Albino plants are more efficient at absorbing heavy metals because they move water from root to leaf faster. Once absorbed, those toxins become trapped – no longer able to enter the redwood roots – and seemingly removed from the environment for good.

A "chimera" branch expressing white, green, and split needles. Image: Zane Moore/used with permission

The team suspects that what started as a random mutation, may well have persisted through the centuries as an ecological lifeline. "Tom and I have noticed that albino redwoods occur with much more frequency close to areas of high human impact (places where redwoods do not naturally grow)," adds Moore. "The foliage grows quickly, accumulates toxins, and dies, and this happens repetitively."

Mine tailings, waste disposal, fertilisers, coal combustion residues, and leaded gasoline and paints are just some of the sources of these toxic metals. If Moore's hypothesis is correct, strategically grafting albino trees could help mitigate damage to the forest ecosystem.

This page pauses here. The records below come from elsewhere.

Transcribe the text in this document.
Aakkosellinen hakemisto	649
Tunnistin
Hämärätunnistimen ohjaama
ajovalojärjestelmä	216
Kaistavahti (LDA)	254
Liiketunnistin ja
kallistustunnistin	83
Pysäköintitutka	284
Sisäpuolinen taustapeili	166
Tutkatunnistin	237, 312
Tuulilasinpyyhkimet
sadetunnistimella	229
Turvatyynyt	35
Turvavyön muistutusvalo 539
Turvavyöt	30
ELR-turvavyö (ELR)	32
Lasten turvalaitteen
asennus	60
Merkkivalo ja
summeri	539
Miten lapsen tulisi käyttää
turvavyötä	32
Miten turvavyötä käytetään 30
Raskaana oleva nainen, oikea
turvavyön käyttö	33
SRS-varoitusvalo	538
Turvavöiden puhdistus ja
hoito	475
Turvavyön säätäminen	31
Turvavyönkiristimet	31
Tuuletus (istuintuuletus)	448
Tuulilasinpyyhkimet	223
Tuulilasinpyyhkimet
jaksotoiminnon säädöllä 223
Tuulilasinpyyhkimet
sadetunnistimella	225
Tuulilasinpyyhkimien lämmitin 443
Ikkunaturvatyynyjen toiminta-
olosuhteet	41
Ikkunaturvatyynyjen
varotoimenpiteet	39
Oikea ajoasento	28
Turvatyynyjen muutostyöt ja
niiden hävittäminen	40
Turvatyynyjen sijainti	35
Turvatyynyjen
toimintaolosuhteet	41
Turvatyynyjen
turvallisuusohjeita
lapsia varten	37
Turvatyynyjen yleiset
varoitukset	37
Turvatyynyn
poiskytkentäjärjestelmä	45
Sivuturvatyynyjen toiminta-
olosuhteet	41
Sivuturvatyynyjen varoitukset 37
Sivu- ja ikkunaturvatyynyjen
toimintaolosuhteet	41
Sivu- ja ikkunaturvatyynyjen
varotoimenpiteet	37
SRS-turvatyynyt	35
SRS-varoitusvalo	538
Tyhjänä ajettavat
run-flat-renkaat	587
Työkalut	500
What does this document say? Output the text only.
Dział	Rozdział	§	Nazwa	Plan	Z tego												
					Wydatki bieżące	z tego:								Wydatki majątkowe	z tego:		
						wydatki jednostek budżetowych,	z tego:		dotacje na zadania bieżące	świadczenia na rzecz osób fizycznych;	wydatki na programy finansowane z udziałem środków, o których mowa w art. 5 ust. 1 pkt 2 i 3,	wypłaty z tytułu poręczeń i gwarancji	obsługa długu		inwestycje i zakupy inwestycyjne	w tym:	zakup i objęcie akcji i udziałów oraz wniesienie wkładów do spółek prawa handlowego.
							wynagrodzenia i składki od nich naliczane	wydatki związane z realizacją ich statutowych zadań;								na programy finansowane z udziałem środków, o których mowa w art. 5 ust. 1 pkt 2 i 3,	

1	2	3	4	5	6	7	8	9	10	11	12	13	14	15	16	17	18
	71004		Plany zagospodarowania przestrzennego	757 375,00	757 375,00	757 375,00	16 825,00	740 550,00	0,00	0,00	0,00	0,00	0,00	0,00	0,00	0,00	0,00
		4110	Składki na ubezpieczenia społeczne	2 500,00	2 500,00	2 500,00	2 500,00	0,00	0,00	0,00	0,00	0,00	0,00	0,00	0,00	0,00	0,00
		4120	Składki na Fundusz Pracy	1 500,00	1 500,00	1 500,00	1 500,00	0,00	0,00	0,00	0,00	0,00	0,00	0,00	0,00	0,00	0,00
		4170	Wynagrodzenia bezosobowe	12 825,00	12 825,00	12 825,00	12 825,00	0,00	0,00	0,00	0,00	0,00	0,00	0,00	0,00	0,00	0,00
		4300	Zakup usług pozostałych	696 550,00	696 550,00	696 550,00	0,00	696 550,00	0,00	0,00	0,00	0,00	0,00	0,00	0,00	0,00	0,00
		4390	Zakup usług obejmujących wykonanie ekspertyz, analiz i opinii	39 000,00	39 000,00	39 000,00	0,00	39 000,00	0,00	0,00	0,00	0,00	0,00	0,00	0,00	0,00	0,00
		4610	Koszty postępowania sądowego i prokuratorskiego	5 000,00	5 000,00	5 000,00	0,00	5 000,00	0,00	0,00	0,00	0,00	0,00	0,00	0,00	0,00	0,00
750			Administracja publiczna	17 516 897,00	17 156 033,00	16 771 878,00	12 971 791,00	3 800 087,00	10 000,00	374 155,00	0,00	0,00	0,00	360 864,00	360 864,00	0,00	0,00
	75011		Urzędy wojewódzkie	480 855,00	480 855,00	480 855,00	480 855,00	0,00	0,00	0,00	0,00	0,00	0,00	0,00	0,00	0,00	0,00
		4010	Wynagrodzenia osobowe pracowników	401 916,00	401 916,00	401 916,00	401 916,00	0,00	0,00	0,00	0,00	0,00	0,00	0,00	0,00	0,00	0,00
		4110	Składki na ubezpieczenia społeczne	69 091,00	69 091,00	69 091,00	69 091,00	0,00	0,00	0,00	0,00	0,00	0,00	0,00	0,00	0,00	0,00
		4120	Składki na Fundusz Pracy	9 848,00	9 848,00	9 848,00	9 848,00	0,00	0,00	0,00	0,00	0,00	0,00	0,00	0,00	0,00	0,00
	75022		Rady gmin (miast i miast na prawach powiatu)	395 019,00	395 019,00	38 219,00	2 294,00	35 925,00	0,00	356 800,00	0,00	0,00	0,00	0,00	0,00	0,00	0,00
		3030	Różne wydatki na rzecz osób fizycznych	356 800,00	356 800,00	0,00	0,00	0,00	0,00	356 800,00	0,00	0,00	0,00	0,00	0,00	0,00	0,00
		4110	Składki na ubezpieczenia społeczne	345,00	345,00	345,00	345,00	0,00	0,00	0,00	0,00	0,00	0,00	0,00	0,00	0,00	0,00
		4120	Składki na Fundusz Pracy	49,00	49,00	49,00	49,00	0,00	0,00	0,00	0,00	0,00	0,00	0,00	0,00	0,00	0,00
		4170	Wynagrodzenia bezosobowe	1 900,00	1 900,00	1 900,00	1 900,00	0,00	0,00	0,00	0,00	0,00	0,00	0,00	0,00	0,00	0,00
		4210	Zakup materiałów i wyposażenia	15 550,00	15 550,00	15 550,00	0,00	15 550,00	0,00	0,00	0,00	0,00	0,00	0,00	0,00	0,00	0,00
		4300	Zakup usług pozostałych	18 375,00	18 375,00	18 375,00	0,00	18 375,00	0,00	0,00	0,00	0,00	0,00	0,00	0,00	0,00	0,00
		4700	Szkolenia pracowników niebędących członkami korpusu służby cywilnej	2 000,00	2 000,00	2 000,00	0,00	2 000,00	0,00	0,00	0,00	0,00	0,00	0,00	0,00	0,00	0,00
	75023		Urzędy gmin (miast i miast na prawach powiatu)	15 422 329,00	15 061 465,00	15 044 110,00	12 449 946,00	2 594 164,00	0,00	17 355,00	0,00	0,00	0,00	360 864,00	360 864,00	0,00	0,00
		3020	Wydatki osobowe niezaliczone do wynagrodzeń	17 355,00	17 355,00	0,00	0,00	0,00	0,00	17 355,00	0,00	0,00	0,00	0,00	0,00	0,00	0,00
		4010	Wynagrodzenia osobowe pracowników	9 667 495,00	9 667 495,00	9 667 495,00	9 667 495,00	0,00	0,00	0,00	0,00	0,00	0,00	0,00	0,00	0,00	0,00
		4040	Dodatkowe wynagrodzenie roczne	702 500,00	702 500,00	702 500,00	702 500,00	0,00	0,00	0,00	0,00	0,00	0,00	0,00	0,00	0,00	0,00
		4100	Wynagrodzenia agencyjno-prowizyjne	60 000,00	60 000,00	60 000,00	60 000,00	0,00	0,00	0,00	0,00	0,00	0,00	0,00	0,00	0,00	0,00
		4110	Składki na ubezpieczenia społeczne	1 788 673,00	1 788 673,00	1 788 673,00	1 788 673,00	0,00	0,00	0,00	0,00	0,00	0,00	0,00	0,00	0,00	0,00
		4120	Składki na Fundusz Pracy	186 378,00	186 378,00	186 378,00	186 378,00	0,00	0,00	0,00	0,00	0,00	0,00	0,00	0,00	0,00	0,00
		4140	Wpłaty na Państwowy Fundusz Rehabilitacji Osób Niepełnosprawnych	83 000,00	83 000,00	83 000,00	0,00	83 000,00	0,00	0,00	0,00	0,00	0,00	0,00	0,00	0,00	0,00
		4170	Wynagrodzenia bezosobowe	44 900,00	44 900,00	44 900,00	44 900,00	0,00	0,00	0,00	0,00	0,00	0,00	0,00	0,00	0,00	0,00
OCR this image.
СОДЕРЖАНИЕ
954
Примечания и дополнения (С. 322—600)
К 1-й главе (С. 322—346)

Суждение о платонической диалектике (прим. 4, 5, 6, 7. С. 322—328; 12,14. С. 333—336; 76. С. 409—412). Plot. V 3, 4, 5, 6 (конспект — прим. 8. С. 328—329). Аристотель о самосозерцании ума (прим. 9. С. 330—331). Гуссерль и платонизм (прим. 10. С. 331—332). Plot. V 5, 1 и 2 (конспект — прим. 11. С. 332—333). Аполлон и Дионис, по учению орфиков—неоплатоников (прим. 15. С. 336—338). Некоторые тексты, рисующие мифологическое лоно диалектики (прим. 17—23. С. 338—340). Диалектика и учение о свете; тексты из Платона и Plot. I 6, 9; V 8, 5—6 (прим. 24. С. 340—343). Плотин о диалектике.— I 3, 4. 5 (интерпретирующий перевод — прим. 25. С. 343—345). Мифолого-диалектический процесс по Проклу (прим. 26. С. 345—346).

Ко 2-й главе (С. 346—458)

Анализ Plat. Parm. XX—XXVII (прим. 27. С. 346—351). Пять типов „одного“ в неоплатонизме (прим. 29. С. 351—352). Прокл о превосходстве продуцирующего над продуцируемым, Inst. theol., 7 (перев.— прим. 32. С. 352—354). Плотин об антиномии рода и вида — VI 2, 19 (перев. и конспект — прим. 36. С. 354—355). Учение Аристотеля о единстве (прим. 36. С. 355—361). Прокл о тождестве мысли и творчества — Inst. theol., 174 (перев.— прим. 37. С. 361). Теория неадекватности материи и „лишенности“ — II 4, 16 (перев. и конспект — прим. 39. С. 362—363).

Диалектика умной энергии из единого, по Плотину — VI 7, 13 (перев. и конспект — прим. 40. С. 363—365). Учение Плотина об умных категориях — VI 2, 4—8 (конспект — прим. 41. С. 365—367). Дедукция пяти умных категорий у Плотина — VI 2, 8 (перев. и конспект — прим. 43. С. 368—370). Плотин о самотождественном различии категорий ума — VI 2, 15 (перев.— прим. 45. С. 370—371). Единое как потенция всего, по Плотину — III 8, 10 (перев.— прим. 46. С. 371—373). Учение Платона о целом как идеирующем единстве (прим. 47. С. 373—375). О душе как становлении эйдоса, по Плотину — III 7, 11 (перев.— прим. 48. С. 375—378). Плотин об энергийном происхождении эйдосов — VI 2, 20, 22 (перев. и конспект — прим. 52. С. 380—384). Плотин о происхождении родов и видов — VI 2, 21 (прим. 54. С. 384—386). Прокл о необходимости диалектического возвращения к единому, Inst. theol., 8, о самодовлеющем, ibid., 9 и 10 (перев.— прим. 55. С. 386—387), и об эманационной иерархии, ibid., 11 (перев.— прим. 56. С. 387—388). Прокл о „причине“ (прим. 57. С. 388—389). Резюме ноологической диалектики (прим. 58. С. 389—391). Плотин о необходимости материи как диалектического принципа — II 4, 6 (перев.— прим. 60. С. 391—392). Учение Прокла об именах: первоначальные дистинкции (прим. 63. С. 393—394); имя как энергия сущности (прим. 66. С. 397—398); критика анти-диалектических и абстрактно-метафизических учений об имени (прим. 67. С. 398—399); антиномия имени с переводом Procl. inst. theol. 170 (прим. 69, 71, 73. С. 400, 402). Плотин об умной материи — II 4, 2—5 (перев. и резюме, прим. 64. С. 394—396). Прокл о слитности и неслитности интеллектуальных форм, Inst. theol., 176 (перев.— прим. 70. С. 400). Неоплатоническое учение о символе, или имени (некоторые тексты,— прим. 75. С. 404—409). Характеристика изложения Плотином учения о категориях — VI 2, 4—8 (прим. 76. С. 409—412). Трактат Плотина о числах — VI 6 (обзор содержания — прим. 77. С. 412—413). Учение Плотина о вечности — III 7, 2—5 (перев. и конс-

The next step will be to conduct experiments in a controlled environment. The plan is to water trees with a solution containing high levels of nickel to see if redwoods with albino shoots grow better than those without a built-in clean up crew.

"If they do, this will really be remarkable," says Moore. "I think too often everyone takes plants for granted. I like to look at any plant and think, 'just how this plant becomes green takes hundreds of thousands of words to explain, and we still don't know all there is to know about it.' That helps even me to take the blinders off and really marvel at any plant I see."